If you want, you can draw parallels between Russia and Japan. Both have declining birth rates, Russia population is only 20 million greater than Japan, however Russia is not as in much debt as Japan is.

Russian debt is in 200 billion dollars of public debt. How much debt they actually have (censoring of information) is a hard guess. They are in a better position debt wise, but their demographics leave much to be desired.

China: China is interesting because they read the rule book on what makes a good economy, then proceeded to throw it out the window. The demographics in China can be summed up as "problematic". Here they are:

This is China about now. Interesting is it not? They have a strong workforce and little retirees, the best thing you have for a producer economy. This is great! The population can make items, you get GDP growth and their are very little people slowing down your social security net. If you are looking for a country that is best to produce something in look no further. China was on track to becoming an economy that could rival the United States of America.

The only problem is they introduced the one-child policy. Which now turns their future into something like this:

This is 2040, 2 decades down the line, not even a generation. China's capped itself when in 1979, it allowed people to only have one child to stop the huge bursts of population. Furthermore, they eased up on this, around 2 years ago they started a two child policy which was suppose to fix this dynamic. The problem is the damage has already been done. It will take 25 years for the next batch of workers to enter the Chinese workforce and by then many people in China will have become investors and retirees.

They will have to hope and try for a breakthrough in automation, or try and open up immigration to pay for their debt and their retirees who have to be taken care of.

It only gets worse, the Chinese housing bubble has swelled to that greater than the 2008 recession. Fueled by the Chinese government using federal money as an effort to boost production effectively giving everyone work. Cities are being built and populated, and no one knows where this money is coming from.
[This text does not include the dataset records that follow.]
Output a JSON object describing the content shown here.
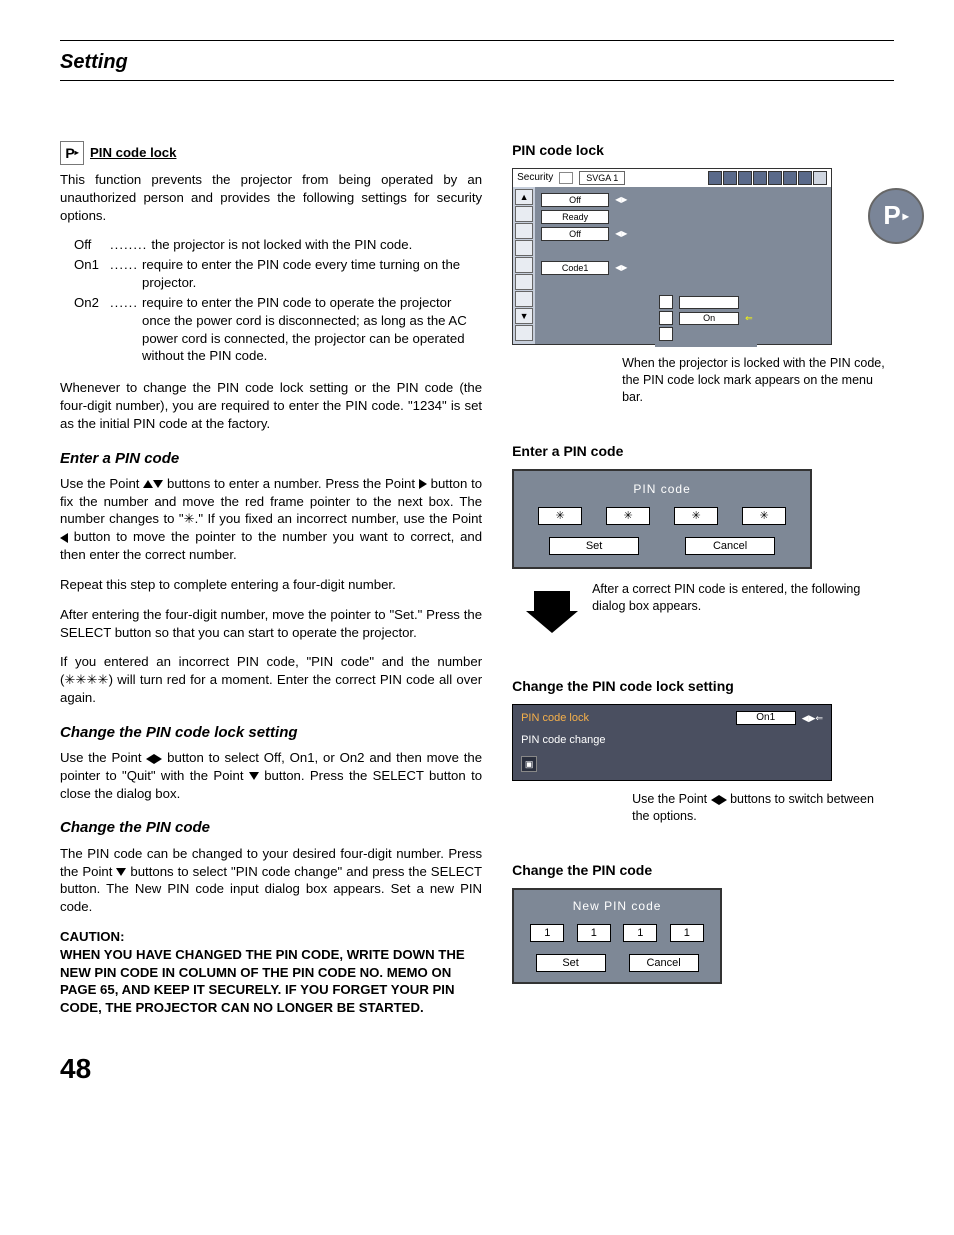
{
  "header": {
    "title": "Setting"
  },
  "page_number": "48",
  "left": {
    "pin_icon_text": "P",
    "heading_pin_lock": "PIN code lock",
    "intro": "This function prevents the projector from being operated by an unauthorized person and provides the following settings for security options.",
    "options": [
      {
        "key": "Off",
        "dots": "........",
        "val": "the projector is not locked with the PIN code."
      },
      {
        "key": "On1",
        "dots": "......",
        "val": "require to enter the PIN code every time turning on the projector."
      },
      {
        "key": "On2",
        "dots": "......",
        "val": "require to enter the PIN code to operate the projector once the power cord is disconnected; as long as the AC power cord is connected, the projector can be operated without the PIN code."
      }
    ],
    "whenever": "Whenever to change the PIN code lock setting or the PIN code (the four-digit number), you are required to enter the PIN code.  \"1234\" is set as the initial PIN code at the factory.",
    "h_enter": "Enter a PIN code",
    "enter_p1a": "Use the Point ",
    "enter_p1b": " buttons to enter a number. Press the Point ",
    "enter_p1c": " button to fix the number and move the red frame pointer to the next box. The number changes to \"✳.\" If you fixed an incorrect number, use the Point ",
    "enter_p1d": " button to move the pointer to the number you want to correct, and then enter the correct number.",
    "enter_p2": "Repeat this step to complete entering a four-digit number.",
    "enter_p3": "After entering the four-digit number, move the pointer to \"Set.\" Press the SELECT button so that you can start to operate the projector.",
    "enter_p4": "If you entered an incorrect PIN code, \"PIN code\" and the number (✳✳✳✳) will turn red for a moment. Enter the correct PIN code all over again.",
    "h_change_setting": "Change the PIN code lock setting",
    "change_setting_a": "Use the Point ",
    "change_setting_b": " button to select Off, On1, or On2 and then move the pointer to \"Quit\" with the Point ",
    "change_setting_c": " button. Press the SELECT button to close the dialog box.",
    "h_change_code": "Change the PIN code",
    "change_code_a": "The PIN code can be changed to your desired four-digit number. Press the Point ",
    "change_code_b": " buttons to select \"PIN code change\" and press the SELECT button. The New PIN code input dialog box appears. Set a new PIN code.",
    "caution_label": "CAUTION:",
    "caution_body": "WHEN YOU HAVE CHANGED THE PIN CODE, WRITE DOWN THE NEW PIN CODE IN COLUMN OF THE PIN CODE NO. MEMO ON PAGE 65, AND KEEP IT SECURELY. IF YOU FORGET YOUR PIN CODE, THE PROJECTOR CAN NO LONGER BE STARTED."
  },
  "right": {
    "h1": "PIN code lock",
    "osd1": {
      "topbar_label": "Security",
      "topbar_tag": "SVGA 1",
      "rows": [
        "Off",
        "Ready",
        "Off",
        "",
        "Code1"
      ],
      "inner_on": "On",
      "big_p": "P"
    },
    "caption1": "When the projector is locked with the PIN code, the PIN code lock mark appears on the menu bar.",
    "h2": "Enter a PIN code",
    "pin_dialog": {
      "title": "PIN code",
      "digits": [
        "✳",
        "✳",
        "✳",
        "✳"
      ],
      "set": "Set",
      "cancel": "Cancel"
    },
    "caption2": "After a correct PIN code is entered, the following dialog box appears.",
    "h3": "Change the PIN code lock setting",
    "change_dialog": {
      "row1_label": "PIN code lock",
      "row1_value": "On1",
      "row2_label": "PIN code change"
    },
    "caption3a": "Use the Point ",
    "caption3b": " buttons to switch between the options.",
    "h4": "Change the PIN code",
    "new_pin": {
      "title": "New PIN code",
      "digits": [
        "1",
        "1",
        "1",
        "1"
      ],
      "set": "Set",
      "cancel": "Cancel"
    }
  }
}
The Chinese have told the world that their debt is 2 trillion well under their GDP of 11 trillion dollars. Which for a growing economy is not possible. In 2008 after the recession China approved a 500 billion dollar stimulus package plan. To save its exports and industry. China pulled its growth up that year by printing money faster than they can make it. IF you do not believe me check out by people in China are putting money in different economies.

Chinese investment into property in Vancouver, Los Angeles, Singapore and other places is to try and get real holdings, a material, such as housing, which holds worth before the debt becomes too much to manage. China is on track to become a superpower, the only problem is China must hope the one-child policy and their shadow debt does not backfire in the end.

United States of America: Last, but certainly not least, the United States was created in 1776 and boast a staggering 20 trillion dollar GDP. The US is in an okay position, not dire, but certainly not great.

This is the US 3 years ago. Fairly evenly distributed except for 34 to 49 years. This is a low point in birth rates will create problems as the people above them retire. That group, commonly referred to as Generation X will not have enough people to supply the older population with social security. However the millennials have a peak in population which will offset the problems Generation X can't handle. Anyway, continuing on, the US has allowed the free market and basic human nature to allow birthrates to flourish. Which will give the US this demographic in 2030.

Certainly not a bad place to be, this looks more like a match of consumerism as you have a high number of investors and producers who work in supply chains. There is not much to say on this account as many already know how to US operates.

If anything the US must look towards its debt. It is at a crossroad, certainly the current President will do nothing for the US, but one president does not make or break a nation. The US is okay for now, we shall see how the US is later on.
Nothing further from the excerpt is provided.